When Ben McClure set out to buy his business in December 2010, he knew he was facing an uphill battle. The financial crisis left the credit markets nearly frozen, not to mention weak consumer confidence and spending that was prohibiting economic growth. But in just a few weeks, McClure was able to secure a $369,600  loan from the Small Business Administration through Wells Fargo Bank (NYSE:WFC).

McClure, 32, not only purchased Gardner's Mattress and More in Lancaster, Penn., from his previous boss, but he also revamped and relocated the business in less than a year.

"I had to work pretty quickly, and went to four different banks in December," he recalled. "Other banks were interested, but delayed in their processing. I thought in a lot of ways the deck was stacked against me.”

With the loan, which has an interest rate of 6.9% over 10 years, McClure has been able to grow and build up his inventory as Gardner's new owner.

McClure isn't alone; Wells Fargo has become the SBA's first bank to lend $1 billion in SBA 7(a) loans out to small business owners in a difficult credit environment. The nation’s biggest consumer bank has upped its own loan amounts by 27% from Oct. 1, 2009 through Sept. 30 2010.

These SBA loans are given to qualifying businesses that have an average revenue of less than $20 million and 500 or fewer employees. More than 2,600 businesses have gotten these loans through Wells Fargo in the past fiscal year.

Tom Burke, senior vice president and national program manager for SBA Lending at Wells Fargo, said despite the economic conditions of recent months, now is the time to lend to small business owners.

"Working capital is important, it’s the lifeblood of a business," Burke said. "It covers their day-to-day operating expenses, the cost of their business or adding employees."

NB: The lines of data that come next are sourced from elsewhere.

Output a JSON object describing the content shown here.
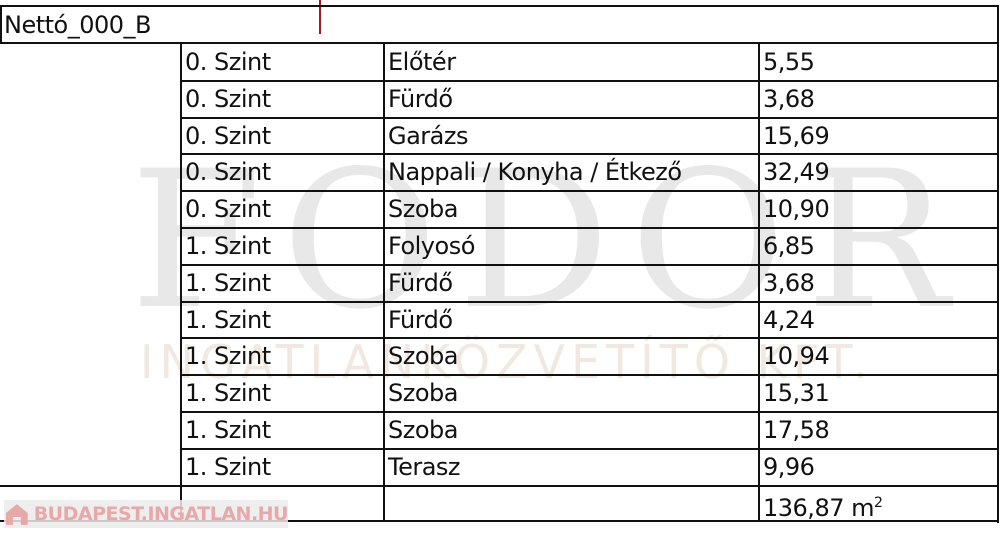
{
  "title": "Nettó_000_B",
  "rows": [
    {
      "level": "0. Szint",
      "room": "Előtér",
      "area": "5,55"
    },
    {
      "level": "0. Szint",
      "room": "Fürdő",
      "area": "3,68"
    },
    {
      "level": "0. Szint",
      "room": "Garázs",
      "area": "15,69"
    },
    {
      "level": "0. Szint",
      "room": "Nappali / Konyha / Étkező",
      "area": "32,49"
    },
    {
      "level": "0. Szint",
      "room": "Szoba",
      "area": "10,90"
    },
    {
      "level": "1. Szint",
      "room": "Folyosó",
      "area": "6,85"
    },
    {
      "level": "1. Szint",
      "room": "Fürdő",
      "area": "3,68"
    },
    {
      "level": "1. Szint",
      "room": "Fürdő",
      "area": "4,24"
    },
    {
      "level": "1. Szint",
      "room": "Szoba",
      "area": "10,94"
    },
    {
      "level": "1. Szint",
      "room": "Szoba",
      "area": "15,31"
    },
    {
      "level": "1. Szint",
      "room": "Szoba",
      "area": "17,58"
    },
    {
      "level": "1. Szint",
      "room": "Terasz",
      "area": "9,96"
    }
  ],
  "total": {
    "value": "136,87 m",
    "unit_sup": "2"
  },
  "watermark": {
    "logo": "FODOR",
    "tagline": "INGATLANKÖZVETÍTŐ KFT."
  },
  "badge": {
    "text": "BUDAPEST.INGATLAN.HU",
    "icon": "house-icon"
  },
  "colors": {
    "border": "#111111",
    "red_marker": "#a01a2a",
    "badge_text": "#e8a8a8"
  }
}
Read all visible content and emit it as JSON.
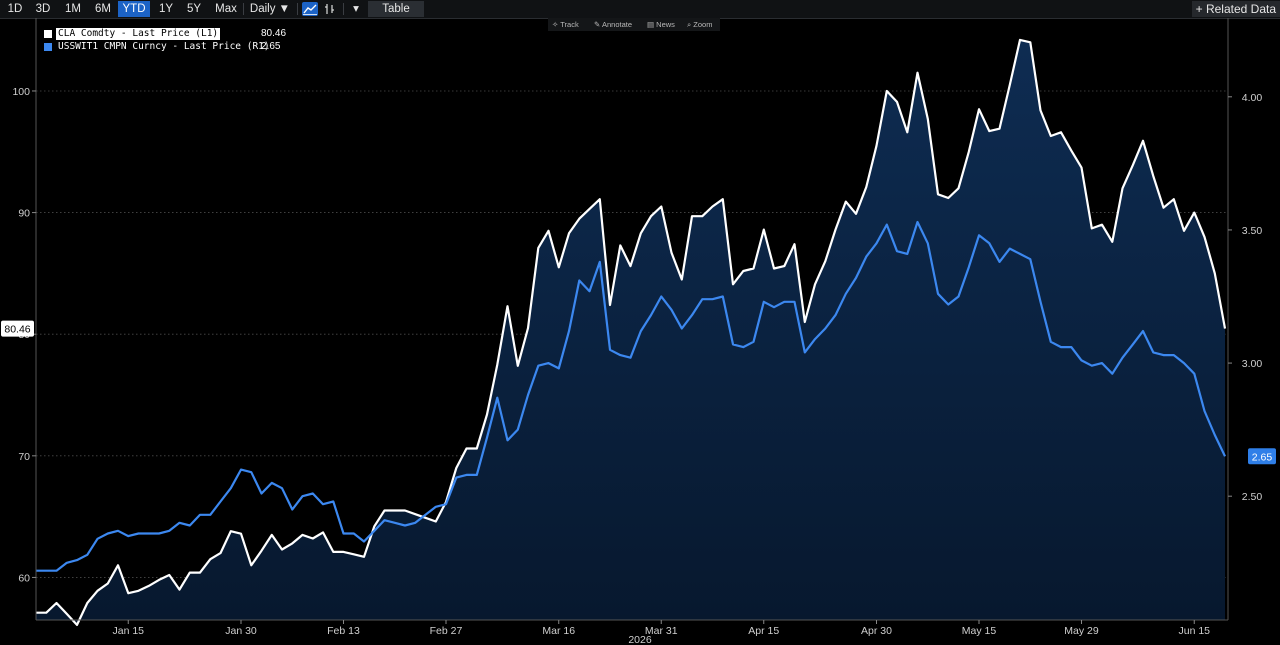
{
  "toolbar": {
    "ranges": [
      "1D",
      "3D",
      "1M",
      "6M",
      "YTD",
      "1Y",
      "5Y",
      "Max"
    ],
    "active_range": "YTD",
    "frequency": "Daily ▼",
    "table_label": "Table",
    "related_label": "+ Related Data",
    "dropdown_caret": "▾"
  },
  "chart_tools": [
    "Track",
    "Annotate",
    "News",
    "Zoom"
  ],
  "legend": [
    {
      "name": "CLA Comdty - Last Price (L1)",
      "value": "80.46",
      "color": "#ffffff"
    },
    {
      "name": "USSWIT1 CMPN Curncy - Last Price (R1)",
      "value": "2.65",
      "color": "#3c88f0"
    }
  ],
  "chart_data": {
    "type": "line",
    "title": "",
    "year_label": "2026",
    "x_labels": [
      "Jan 15",
      "Jan 30",
      "Feb 13",
      "Feb 27",
      "Mar 16",
      "Mar 31",
      "Apr 15",
      "Apr 30",
      "May 15",
      "May 29",
      "Jun 15"
    ],
    "x_label_index": [
      9,
      20,
      30,
      40,
      51,
      61,
      71,
      82,
      92,
      102,
      113
    ],
    "left_axis": {
      "ticks": [
        60,
        70,
        80,
        90,
        100
      ],
      "ylim": [
        56.5,
        106
      ],
      "last_badge": "80.46"
    },
    "right_axis": {
      "ticks": [
        "2.50",
        "3.00",
        "3.50",
        "4.00"
      ],
      "ylim": [
        2.035,
        4.296
      ],
      "last_badge": "2.65"
    },
    "series": [
      {
        "name": "CLA Comdty - Last Price (L1)",
        "axis": "left",
        "color": "#ffffff",
        "fill": true,
        "values": [
          57.1,
          57.1,
          57.9,
          57.0,
          56.1,
          57.9,
          58.9,
          59.5,
          61.0,
          58.7,
          58.9,
          59.3,
          59.8,
          60.2,
          59.0,
          60.4,
          60.4,
          61.5,
          62.0,
          63.8,
          63.6,
          61.0,
          62.2,
          63.5,
          62.3,
          62.8,
          63.5,
          63.2,
          63.7,
          62.1,
          62.1,
          61.9,
          61.7,
          64.2,
          65.5,
          65.5,
          65.5,
          65.2,
          64.9,
          64.6,
          66.2,
          69.0,
          70.6,
          70.6,
          73.4,
          77.5,
          82.3,
          77.4,
          80.5,
          87.1,
          88.5,
          85.5,
          88.3,
          89.5,
          90.3,
          91.1,
          82.4,
          87.3,
          85.6,
          88.3,
          89.7,
          90.5,
          86.7,
          84.5,
          89.7,
          89.7,
          90.5,
          91.1,
          84.1,
          85.2,
          85.4,
          88.6,
          85.4,
          85.6,
          87.4,
          81.0,
          84.1,
          86.0,
          88.6,
          90.9,
          89.9,
          92.1,
          95.5,
          100.0,
          99.1,
          96.6,
          101.5,
          97.7,
          91.5,
          91.2,
          92.0,
          95.0,
          98.5,
          96.7,
          96.9,
          100.5,
          104.2,
          104.0,
          98.4,
          96.3,
          96.6,
          95.1,
          93.7,
          88.7,
          89.0,
          87.6,
          92.0,
          93.9,
          95.9,
          93.0,
          90.4,
          91.1,
          88.5,
          90.0,
          88.0,
          85.0,
          80.46
        ]
      },
      {
        "name": "USSWIT1 CMPN Curncy - Last Price (R1)",
        "axis": "right",
        "color": "#3c88f0",
        "fill": false,
        "values": [
          2.22,
          2.22,
          2.22,
          2.25,
          2.26,
          2.28,
          2.34,
          2.36,
          2.37,
          2.35,
          2.36,
          2.36,
          2.36,
          2.37,
          2.4,
          2.39,
          2.43,
          2.43,
          2.48,
          2.53,
          2.6,
          2.59,
          2.51,
          2.55,
          2.53,
          2.45,
          2.5,
          2.51,
          2.47,
          2.48,
          2.36,
          2.36,
          2.33,
          2.37,
          2.41,
          2.4,
          2.39,
          2.4,
          2.43,
          2.46,
          2.47,
          2.57,
          2.58,
          2.58,
          2.72,
          2.87,
          2.71,
          2.75,
          2.88,
          2.99,
          3.0,
          2.98,
          3.12,
          3.31,
          3.27,
          3.38,
          3.05,
          3.03,
          3.02,
          3.12,
          3.18,
          3.25,
          3.2,
          3.13,
          3.18,
          3.24,
          3.24,
          3.25,
          3.07,
          3.06,
          3.08,
          3.23,
          3.21,
          3.23,
          3.23,
          3.04,
          3.09,
          3.13,
          3.18,
          3.26,
          3.32,
          3.4,
          3.45,
          3.52,
          3.42,
          3.41,
          3.53,
          3.45,
          3.26,
          3.22,
          3.25,
          3.36,
          3.48,
          3.45,
          3.38,
          3.43,
          3.41,
          3.39,
          3.23,
          3.08,
          3.06,
          3.06,
          3.01,
          2.99,
          3.0,
          2.96,
          3.02,
          3.07,
          3.12,
          3.04,
          3.03,
          3.03,
          3.0,
          2.96,
          2.82,
          2.73,
          2.65
        ]
      }
    ]
  }
}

The SBA puts a cap on loans’ interest rates that is currently at two and three-quarters over prime interest rates, with terms extending up to 25 years. Most down payments are for between 10% and 20 % of the loan amount, Burke said.

Wells Fargo is currently in the planning stages for next year's lending commitment, he said, and the bank plans to extend more capital to entrepreneurs than it did in 2010.

The bank has also started giving applications a "second look," so that entrepreneurs' proposals are examined more clearly and also works with the applicants on their paperwork to make the process less daunting, Burke said.

"It’s still a challenging environment," he said. "Business owners don't have the ability to get home equity anymore, or have access to credit. Getting a small business loan is the last choice they've got. The SBA industry is counter cyclical; it is probably the one big growth area right now."

McClure is hoping his loan helps the business to move against the grain as well.

"They saw strong character in my business and in myself," he said. "I thought I would have a tough time because of the industry, economy and the fact that I had no assets, but it was a pretty awesome process."